SPORTS

Iowa Hawkeyes stumble to another Big Ten loss, 77-64 at Indiana

Mark Emmert
Hawk Central

BLOOMINGTON, Ind. — For a five-minute stretch Monday, the Iowa men's basketball team discovered how to move the basketball without turning it over.

Reserve guards Brady Ellingson and Maishe Dailey were playing the best basketball of their Hawkeye careers.

Shots were falling. There was energy on defense. A 15-point Indiana lead shrank to a single point.

College basketball games, of course, last 40 minutes. The other 35 were devoted to sloppy play by the Hawkeyes and long scoring runs by Indiana.

Ultimately, the Hoosiers handed Iowa a 77-64 setback before an announced crowd of 17,222 at Assembly Hall. It was Iowa's fifth loss in six games, and each has followed the same pattern. Opposing teams are able to put together dominant stretches of play and the Hawkeyes are helpless to stop them.

Indiana used a 14-0 run late in the first half and an 18-0 spurt in the second to keep Iowa winless on the young Big Ten Conference season.

"I think we lost track of what we wanted to do and kind of lost focus, and during those segments when we couldn't score we weren't playing as good defense as we need," Iowa forward Jack Nunge said. "It seems like once we get down, we just kind of keep getting down and we can't bounce out of those tough moments."  

Ellingson scored 12 of his 16 points in the second half to give Iowa some brief life. Nunge, a freshman who played his high school basketball at Castle in Indiana, got the start and finished with 12 points.

"We battled with them. It started with our intensity on the ball and that led to runouts and we moved the ball well on offense," said Ellingson, who hadn't scored a point in Iowa's five previous games. He also had four assists with no turnovers.

The win was the first in Big Ten play for first-year Indiana coach Archie Miller.

It came because the Hoosiers outscored Iowa 36-26 in the paint and 15-4 at the free-throw line. Forward Juwan Morgan did much of the damage, with 15 points and 10 rebounds.

"Just attacking the offensive board. That's where a lot of fouls come from," Morgan said. "Just getting in the right position and making them have to grab you and keep you off the glass. Also setting good screens.

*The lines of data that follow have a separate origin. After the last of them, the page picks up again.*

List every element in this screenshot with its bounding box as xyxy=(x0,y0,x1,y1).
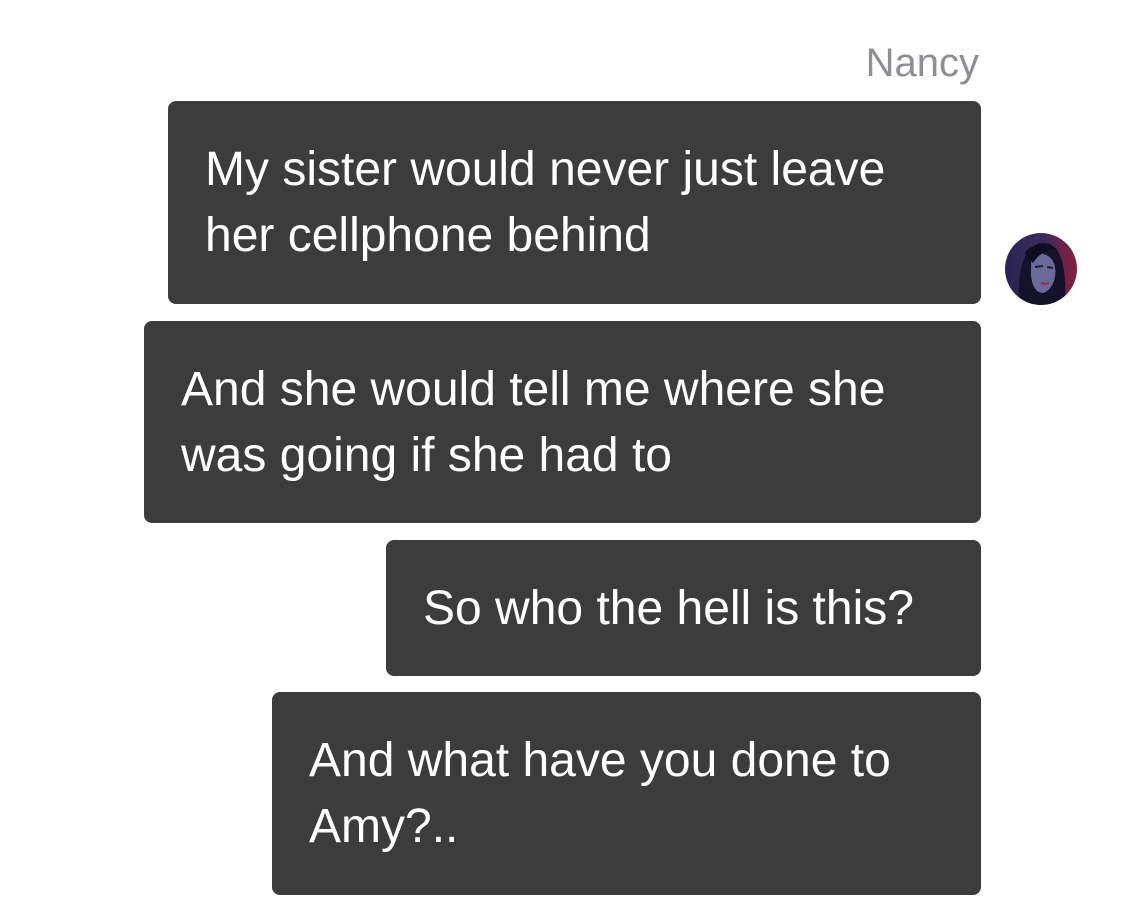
message-bubble[interactable]: And what have you done to Amy?.. xyxy=(272,692,981,895)
message-text-line: So who the hell is this? xyxy=(423,582,914,635)
avatar-portrait-icon xyxy=(1005,233,1077,305)
message-text-line: And what have you done to xyxy=(309,734,891,787)
message-text-line: was going if she had to xyxy=(181,429,672,482)
message-text-line: her cellphone behind xyxy=(205,209,651,262)
message-text-line: My sister would never just leave xyxy=(205,143,886,196)
message-bubble[interactable]: So who the hell is this? xyxy=(386,540,981,676)
message-text-line: Amy?.. xyxy=(309,800,459,853)
message-text-line: And she would tell me where she xyxy=(181,363,886,416)
message-bubble[interactable]: My sister would never just leave her cel… xyxy=(168,101,981,304)
message-bubble[interactable]: And she would tell me where she was goin… xyxy=(144,321,981,523)
nancy-avatar-icon[interactable] xyxy=(1005,233,1077,305)
sender-name: Nancy xyxy=(865,41,979,85)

When you're setting good screens, people are just trying to fight through and knocking you off the course and the refs are calling those fouls."

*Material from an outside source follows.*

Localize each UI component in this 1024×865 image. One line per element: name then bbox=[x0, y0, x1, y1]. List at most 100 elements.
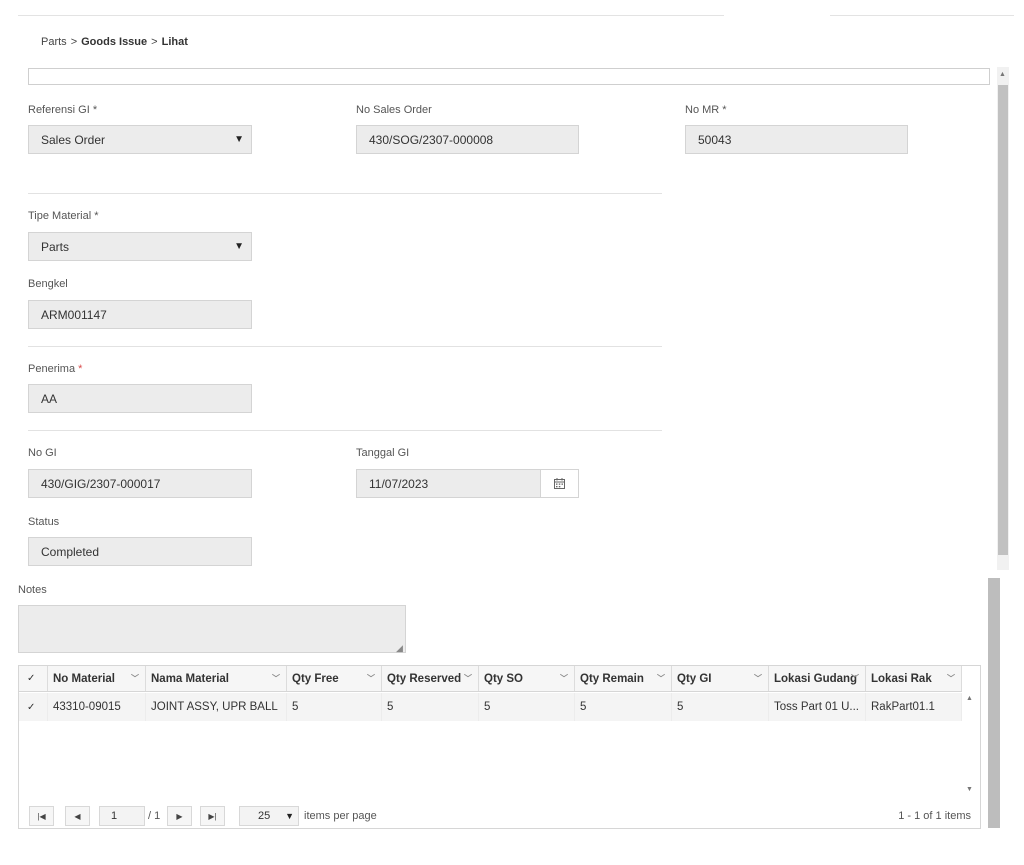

The Hawkeyes (4-5, 0-2 Big Ten Conference) led 19-17 until power forward Tyler Cook picked up his second foul with 8:54 left in the first half. But Iowa had been allowing too many uncontested shots and committing turnovers.

That caught up with the Hawkeyes when the Hoosiers (5-4, 1-1) heated up, going on a 24-7 run to close the half.

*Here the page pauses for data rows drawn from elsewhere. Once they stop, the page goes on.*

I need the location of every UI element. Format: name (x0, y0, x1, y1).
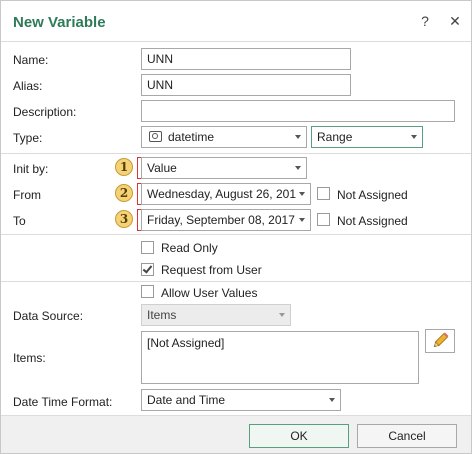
name-field[interactable]: UNN (141, 48, 351, 70)
from-label: From (13, 188, 41, 202)
chevron-down-icon (295, 166, 301, 170)
dialog-title: New Variable (13, 14, 106, 31)
chevron-down-icon (329, 398, 335, 402)
from-not-assigned-label: Not Assigned (337, 188, 408, 202)
read-only-checkbox[interactable] (141, 241, 154, 254)
section-separator (1, 281, 471, 282)
section-separator (1, 234, 471, 235)
chevron-down-icon (411, 135, 417, 139)
name-label: Name: (13, 53, 49, 67)
alias-field[interactable]: UNN (141, 74, 351, 96)
date-time-format-value: Date and Time (147, 393, 226, 407)
from-not-assigned-checkbox[interactable] (317, 187, 330, 200)
new-variable-dialog: New Variable ? ✕ Name: UNN Alias: UNN De… (0, 0, 472, 454)
from-date-picker[interactable]: Wednesday, August 26, 201 (141, 183, 311, 205)
to-label: To (13, 214, 26, 228)
marker-2: 2 (115, 184, 133, 202)
checkmark-icon (142, 263, 153, 274)
description-field[interactable] (141, 100, 455, 122)
title-separator (1, 41, 471, 42)
pencil-icon (433, 332, 449, 348)
marker-3: 3 (115, 210, 133, 228)
items-label: Items: (13, 351, 46, 365)
data-source-dropdown[interactable]: Items (141, 304, 291, 326)
items-value: [Not Assigned] (147, 336, 225, 350)
allow-user-values-checkbox[interactable] (141, 285, 154, 298)
alias-label: Alias: (13, 79, 43, 93)
question-mark-icon: ? (421, 13, 429, 29)
cancel-button[interactable]: Cancel (357, 424, 457, 448)
allow-user-values-label: Allow User Values (161, 286, 258, 300)
init-by-dropdown[interactable]: Value (141, 157, 307, 179)
init-by-label: Init by: (13, 162, 49, 176)
to-not-assigned-label: Not Assigned (337, 214, 408, 228)
init-by-value: Value (147, 161, 177, 175)
description-label: Description: (13, 105, 77, 119)
type-label: Type: (13, 131, 43, 145)
marker-1: 1 (115, 158, 133, 176)
data-source-label: Data Source: (13, 309, 84, 323)
chevron-down-icon (299, 192, 305, 196)
type-value: datetime (168, 130, 215, 144)
help-button[interactable]: ? (415, 11, 435, 31)
ok-button[interactable]: OK (249, 424, 349, 448)
type-mode-dropdown[interactable]: Range (311, 126, 423, 148)
section-separator (1, 153, 471, 154)
to-not-assigned-checkbox[interactable] (317, 213, 330, 226)
from-date-value: Wednesday, August 26, 201 (147, 187, 296, 201)
type-dropdown[interactable]: datetime (141, 126, 307, 148)
date-time-format-dropdown[interactable]: Date and Time (141, 389, 341, 411)
read-only-label: Read Only (161, 241, 218, 255)
items-field[interactable]: [Not Assigned] (141, 331, 419, 384)
chevron-down-icon (299, 218, 305, 222)
type-mode-value: Range (317, 130, 353, 144)
request-from-user-label: Request from User (161, 263, 262, 277)
chevron-down-icon (279, 313, 285, 317)
date-time-format-label: Date Time Format: (13, 395, 113, 409)
calendar-clock-icon (149, 131, 162, 142)
edit-items-button[interactable] (425, 329, 455, 353)
close-icon: ✕ (449, 13, 461, 29)
request-from-user-checkbox[interactable] (141, 263, 154, 276)
to-date-picker[interactable]: Friday, September 08, 2017 (141, 209, 311, 231)
close-button[interactable]: ✕ (445, 11, 465, 31)
chevron-down-icon (295, 135, 301, 139)
data-source-value: Items (147, 308, 177, 322)
to-date-value: Friday, September 08, 2017 (147, 213, 295, 227)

Indiana turned 13 Iowa turnovers into 14 points, the most glaring coming in the final seconds of the half. Iowa was playing for the last shot and a chance to cut the deficit to 10 points when point guard Jordan Bohannon’s pass was intercepted and turned into a layup attempt by Josh Newkirk.

Newkirk’s shot rolled off the rim, but teammate Aljami Durham grabbed the rebound and put it back in just ahead of the buzzer for a 41-26 halftime lead. None of Bohannon’s teammates came back to help him play defense on the sequence.

"That's unacceptable," Iowa coach Fran McCaffery said. "We didn't execute and then we didn't run back."

In the second half, McCaffery was so displeased that he sat starters Bohannon, Isaiah Moss and Luka Garza, inserting Dailey, Ellingson and Nicholas Baer into the lineup in their place.

That paid immediate dividends, but not the long-term answer Iowa has been seeking in what is in danger of devolving into a lost season.

"We were trying to run a play and trying to get me the last shot for the first half and we had some guys that didn't know what we were running and it just led to a pass right to a defender's hand," Bohannon said of the most obvious of his five turnovers.

"I feel like it just was a culmination of the entire first half. I just wasn't handling the pressure well. I wasn't playing up to what I should be doing and i deserved to not start in the second half."

Iowa next plays at Iowa State at 7 p.m. Thursday.